– ¿Cuáles son las probabilidades? -preguntó Collins sentándose en el sillón.
– Según los últimos datos, la Asamblea se inclinaba por la ratificación. La votación decisiva será la del Senado. Aunque nunca se sabe. Ahora veremos.
El aparato ya estaba conectado. Los cuatro hombres que se hallaban en la estancia centraron toda su atención en la pantalla.
La cámara estaba enfocando el lema en letras doradas que figuraba encima del retrato de Abraham Lincoln que colgada sobre la tribuna del presidente de la Asamblea. El lema decía: LEGISLATORUM EST JUSTAS LEGES CONDERE.

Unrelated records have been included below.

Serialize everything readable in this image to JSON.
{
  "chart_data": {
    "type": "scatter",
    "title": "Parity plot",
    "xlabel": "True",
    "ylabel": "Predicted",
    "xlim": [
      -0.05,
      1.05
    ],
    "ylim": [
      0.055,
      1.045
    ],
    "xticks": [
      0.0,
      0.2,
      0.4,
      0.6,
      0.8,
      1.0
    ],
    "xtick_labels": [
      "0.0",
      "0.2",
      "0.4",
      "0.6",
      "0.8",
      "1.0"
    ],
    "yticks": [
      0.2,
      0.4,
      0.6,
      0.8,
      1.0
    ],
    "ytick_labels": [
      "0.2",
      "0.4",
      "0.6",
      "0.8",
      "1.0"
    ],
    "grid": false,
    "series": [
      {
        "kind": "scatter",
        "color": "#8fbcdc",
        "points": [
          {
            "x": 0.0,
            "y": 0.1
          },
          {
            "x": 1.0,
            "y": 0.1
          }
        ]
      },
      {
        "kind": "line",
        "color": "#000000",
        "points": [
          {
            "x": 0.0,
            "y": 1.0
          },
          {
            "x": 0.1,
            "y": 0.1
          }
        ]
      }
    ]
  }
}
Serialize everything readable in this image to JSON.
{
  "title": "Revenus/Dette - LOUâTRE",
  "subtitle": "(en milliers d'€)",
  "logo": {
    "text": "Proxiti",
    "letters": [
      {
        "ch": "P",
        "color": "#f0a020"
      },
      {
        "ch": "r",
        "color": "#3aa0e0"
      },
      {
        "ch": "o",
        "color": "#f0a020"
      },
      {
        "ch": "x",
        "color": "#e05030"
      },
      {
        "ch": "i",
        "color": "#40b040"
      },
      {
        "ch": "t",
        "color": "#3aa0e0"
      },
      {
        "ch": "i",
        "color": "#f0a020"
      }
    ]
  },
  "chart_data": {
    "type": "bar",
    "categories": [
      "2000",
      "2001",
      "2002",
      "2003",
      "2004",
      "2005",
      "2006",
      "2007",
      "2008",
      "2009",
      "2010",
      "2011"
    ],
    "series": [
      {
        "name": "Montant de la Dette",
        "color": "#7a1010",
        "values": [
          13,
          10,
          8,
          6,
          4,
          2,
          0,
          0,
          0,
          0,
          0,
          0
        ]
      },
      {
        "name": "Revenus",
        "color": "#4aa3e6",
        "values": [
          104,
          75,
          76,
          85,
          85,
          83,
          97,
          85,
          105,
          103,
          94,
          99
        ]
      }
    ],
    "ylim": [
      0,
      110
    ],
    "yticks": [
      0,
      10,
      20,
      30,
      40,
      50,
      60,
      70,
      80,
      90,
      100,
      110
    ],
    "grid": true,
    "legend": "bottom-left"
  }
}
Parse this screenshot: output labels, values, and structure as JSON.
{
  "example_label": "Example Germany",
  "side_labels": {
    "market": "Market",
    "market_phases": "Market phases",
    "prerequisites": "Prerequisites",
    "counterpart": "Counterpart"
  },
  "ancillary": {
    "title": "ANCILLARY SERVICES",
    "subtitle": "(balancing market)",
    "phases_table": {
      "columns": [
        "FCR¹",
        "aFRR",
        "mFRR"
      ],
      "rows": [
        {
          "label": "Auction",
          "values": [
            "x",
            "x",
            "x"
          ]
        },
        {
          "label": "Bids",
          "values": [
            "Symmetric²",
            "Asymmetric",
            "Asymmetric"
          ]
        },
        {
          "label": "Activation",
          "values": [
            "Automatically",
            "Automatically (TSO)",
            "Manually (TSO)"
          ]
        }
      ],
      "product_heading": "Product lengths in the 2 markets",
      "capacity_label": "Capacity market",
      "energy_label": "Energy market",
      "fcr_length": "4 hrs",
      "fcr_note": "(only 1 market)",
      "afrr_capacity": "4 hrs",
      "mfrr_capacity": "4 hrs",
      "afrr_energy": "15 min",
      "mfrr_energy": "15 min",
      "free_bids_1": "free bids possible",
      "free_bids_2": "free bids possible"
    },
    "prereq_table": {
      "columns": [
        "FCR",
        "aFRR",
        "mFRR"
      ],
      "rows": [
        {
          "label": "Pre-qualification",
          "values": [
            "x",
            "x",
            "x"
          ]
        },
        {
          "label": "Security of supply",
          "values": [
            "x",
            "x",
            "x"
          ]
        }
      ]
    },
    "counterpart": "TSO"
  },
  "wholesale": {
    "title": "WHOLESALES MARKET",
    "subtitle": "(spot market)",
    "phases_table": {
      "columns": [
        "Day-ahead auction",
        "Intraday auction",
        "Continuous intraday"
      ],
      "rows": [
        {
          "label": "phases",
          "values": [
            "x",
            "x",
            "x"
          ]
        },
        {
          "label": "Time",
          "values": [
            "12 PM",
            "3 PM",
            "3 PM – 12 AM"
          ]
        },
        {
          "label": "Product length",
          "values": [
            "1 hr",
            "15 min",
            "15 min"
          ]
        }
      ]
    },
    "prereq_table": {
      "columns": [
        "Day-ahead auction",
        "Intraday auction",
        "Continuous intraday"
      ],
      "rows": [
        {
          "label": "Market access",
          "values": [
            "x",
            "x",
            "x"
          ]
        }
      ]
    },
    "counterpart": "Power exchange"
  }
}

– ¿Qué significa? -preguntó Van Allen.
– Significa «El deber de los legisladores es elaborar leyes justas» -explicó Collins.
– Ajá -dijo Pierce.
La cámara se estaba retirando lentamente con el fin de ofrecer una panorámica de los escaños en los que se deliberaba acerca de las leyes y resoluciones. Mostraba ahora a los ochenta asambleístas en sus respectivos escaños, así como los micrófonos situados en los cinco pasillos.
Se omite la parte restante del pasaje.